One person was hurt and homes evacuated after a Grade II-listed townhouse partially collapsed onto a pavement in the capital.
The first floor balcony of the terraced property, thought to be priced at around £7 million, crumbled in Marylebone on Wednesday morning.
Some of the brickwork and part of the window frame also tumbled down onto Queen Anne Street as ‘extensive damage’ was caused.
Residents in surrounding properties were told to leave their houses as two fire engines and 10 firefighters raced to the scene.
Roads were closed and a police cordon was put up around the five-storey, six-bedroom house.
A spokesperson for London Fire Brigade said the cause of the dramatic incident remains unknown.
They said they hadn’t heard of anyone being injured, although the Metropolitan Police revealed one person was treated at the scene.

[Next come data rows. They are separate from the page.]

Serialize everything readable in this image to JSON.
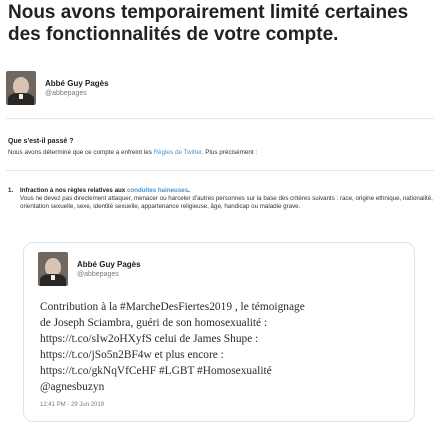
{
  "notice": {
    "headline": "Nous avons temporairement limité certaines des fonctionnalités de votre compte."
  },
  "account": {
    "display_name": "Abbé Guy Pagès",
    "handle": "@abbepages"
  },
  "what_happened": {
    "title": "Que s'est-il passé ?",
    "body_before": "Nous avons déterminé que ce compte a enfreint les ",
    "rules_link": "Règles de Twitter",
    "body_after": ". Plus précisément :"
  },
  "infraction": {
    "number": "1.",
    "title": "Infraction à nos règles relatives aux ",
    "link": "conduites haineuses",
    "title_end": ".",
    "text": "Vous ne devez pas directement attaquer, menacer ou harceler d'autres personnes sur la base des critères suivants : race, origine ethnique, nationalité, orientation sexuelle, sexe, identité sexuelle, appartenance religieuse, âge, handicap ou maladie grave."
  },
  "tweet": {
    "display_name": "Abbé Guy Pagès",
    "handle": "@abbepages",
    "lines": [
      "Contribution à la #MarcheDesFiertes2019 , le témoignage",
      "de Joseph Sciambra, guéri de son homosexualité :",
      "https://t.co/sIw2oHXyfS celui de James Shupe :",
      "https://t.co/jSo5n2BF4w et plus encore :",
      "https://t.co/gkNqVfCeHF #LGBT #Homosexualité",
      "@agnesbuzyn"
    ],
    "timestamp": "12:41 PM - 29 Jun 2019"
  },
  "colors": {
    "link": "#4a93cc",
    "divider": "#e1e6ea",
    "card_border": "#dfe4e8"
  }
}
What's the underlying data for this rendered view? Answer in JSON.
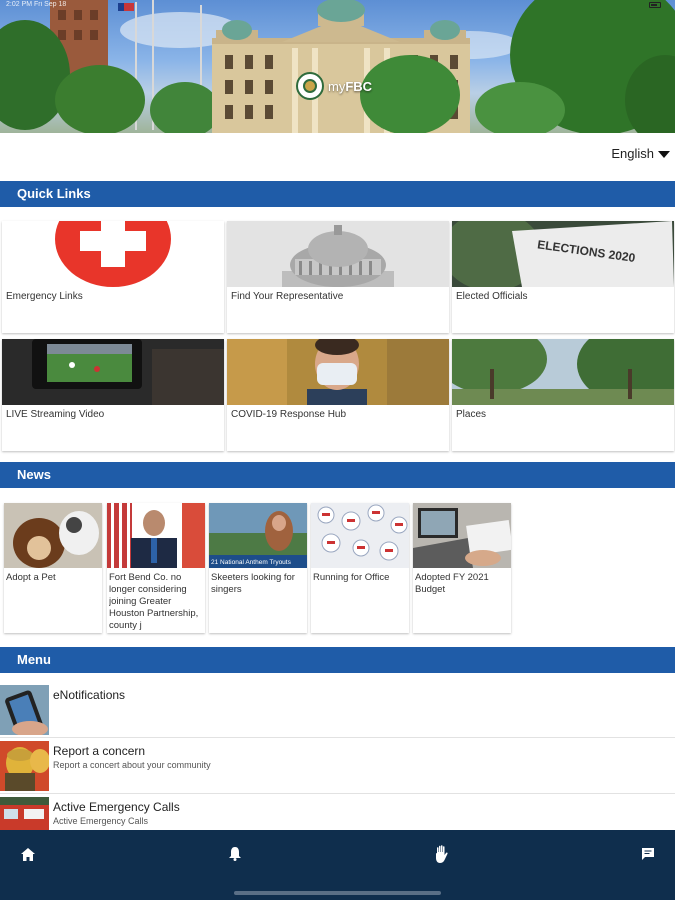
{
  "status_bar": {
    "time": "2:02 PM  Fri Sep 18"
  },
  "header": {
    "logo_prefix": "my",
    "logo_suffix": "FBC"
  },
  "language": {
    "selected": "English",
    "icon": "caret-down-icon"
  },
  "quick_links": {
    "title": "Quick Links",
    "items": [
      {
        "label": "Emergency Links",
        "image": "red-cross"
      },
      {
        "label": "Find Your Representative",
        "image": "capitol-dome"
      },
      {
        "label": "Elected Officials",
        "image": "elections-2020-sign",
        "image_text": "ELECTIONS 2020"
      },
      {
        "label": "LIVE Streaming Video",
        "image": "camera-monitor"
      },
      {
        "label": "COVID-19 Response Hub",
        "image": "man-with-mask"
      },
      {
        "label": "Places",
        "image": "park-trees"
      }
    ]
  },
  "news": {
    "title": "News",
    "items": [
      {
        "label": "Adopt a Pet",
        "image": "dog-and-cat"
      },
      {
        "label": "Fort Bend Co. no longer considering joining Greater Houston Partnership, county j",
        "image": "official-at-podium"
      },
      {
        "label": "Skeeters looking for singers",
        "image": "singer-at-ballpark",
        "image_text": "21 National Anthem Tryouts"
      },
      {
        "label": "Running for Office",
        "image": "vote-buttons"
      },
      {
        "label": "Adopted FY 2021 Budget",
        "image": "laptop-budget"
      }
    ]
  },
  "menu": {
    "title": "Menu",
    "items": [
      {
        "title": "eNotifications",
        "subtitle": "",
        "image": "phone-in-hand"
      },
      {
        "title": "Report a concern",
        "subtitle": "Report a concert about your community",
        "image": "firefighters"
      },
      {
        "title": "Active Emergency Calls",
        "subtitle": "Active Emergency Calls",
        "image": "emergency-vehicle"
      }
    ]
  },
  "tabbar": {
    "items": [
      {
        "icon": "home-icon"
      },
      {
        "icon": "bell-icon"
      },
      {
        "icon": "hand-icon"
      },
      {
        "icon": "chat-icon"
      }
    ]
  },
  "colors": {
    "section_bar": "#1f5ca8",
    "tabbar": "#0f2e4d",
    "emergency_red": "#e8352a"
  }
}
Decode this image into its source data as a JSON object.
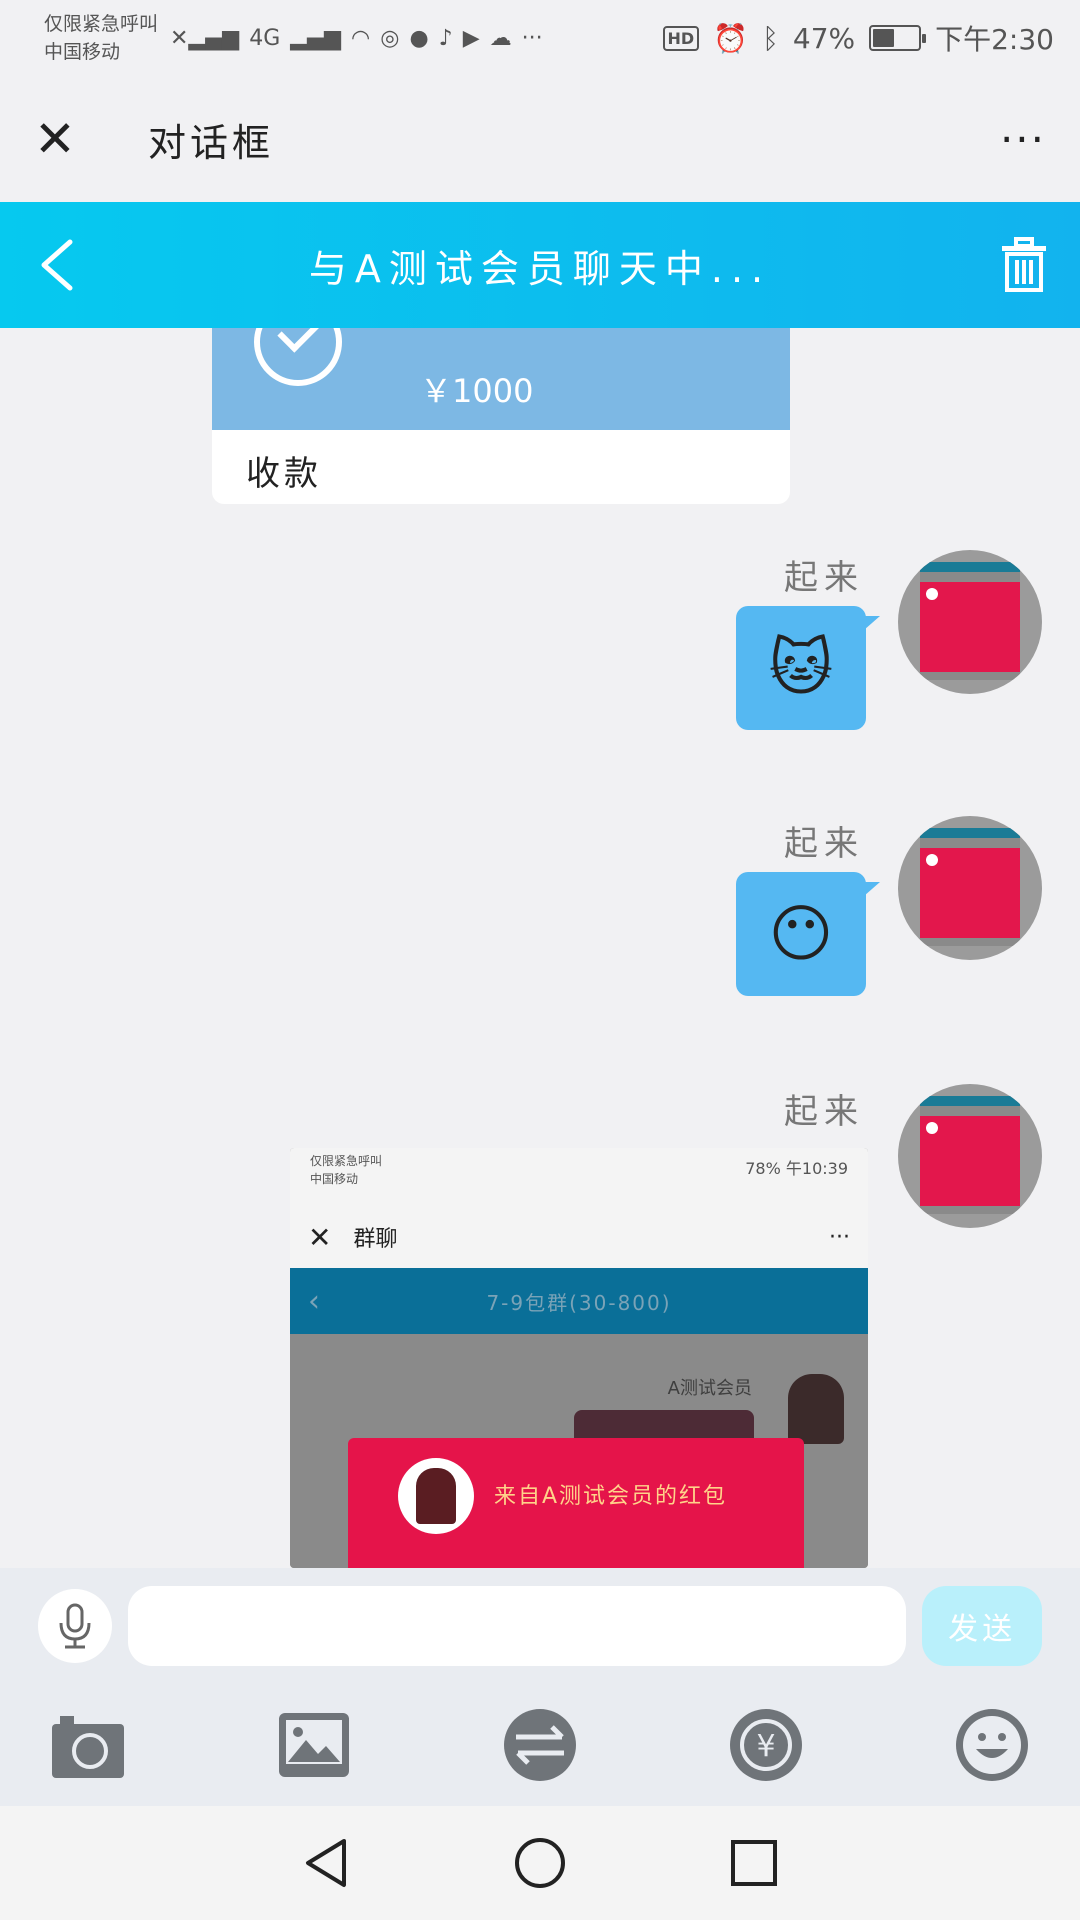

The average value of a flat in the area is £2.4 million, while townhouses are worth around £7 million.
The property was built in 1774, with French composer Hector Berlioz once staying inside.
A spokesperson for LFB said: ‘Half of the first floor balcony of a mid-terrace property had collapsed, with extensive damage to the façade of the building…
‘A 50 metre cordon was implemented and adjacent properties were evacuated.’
In a statement, the Met said: ‘Police were called by the London Fire Brigade at 10:34hrs on Wednesday, 21 July to reports of a balcony collapse on Queen Anne Street, W1.
‘Emergency services attended. One person was treated for an injury. Road closures are in place.’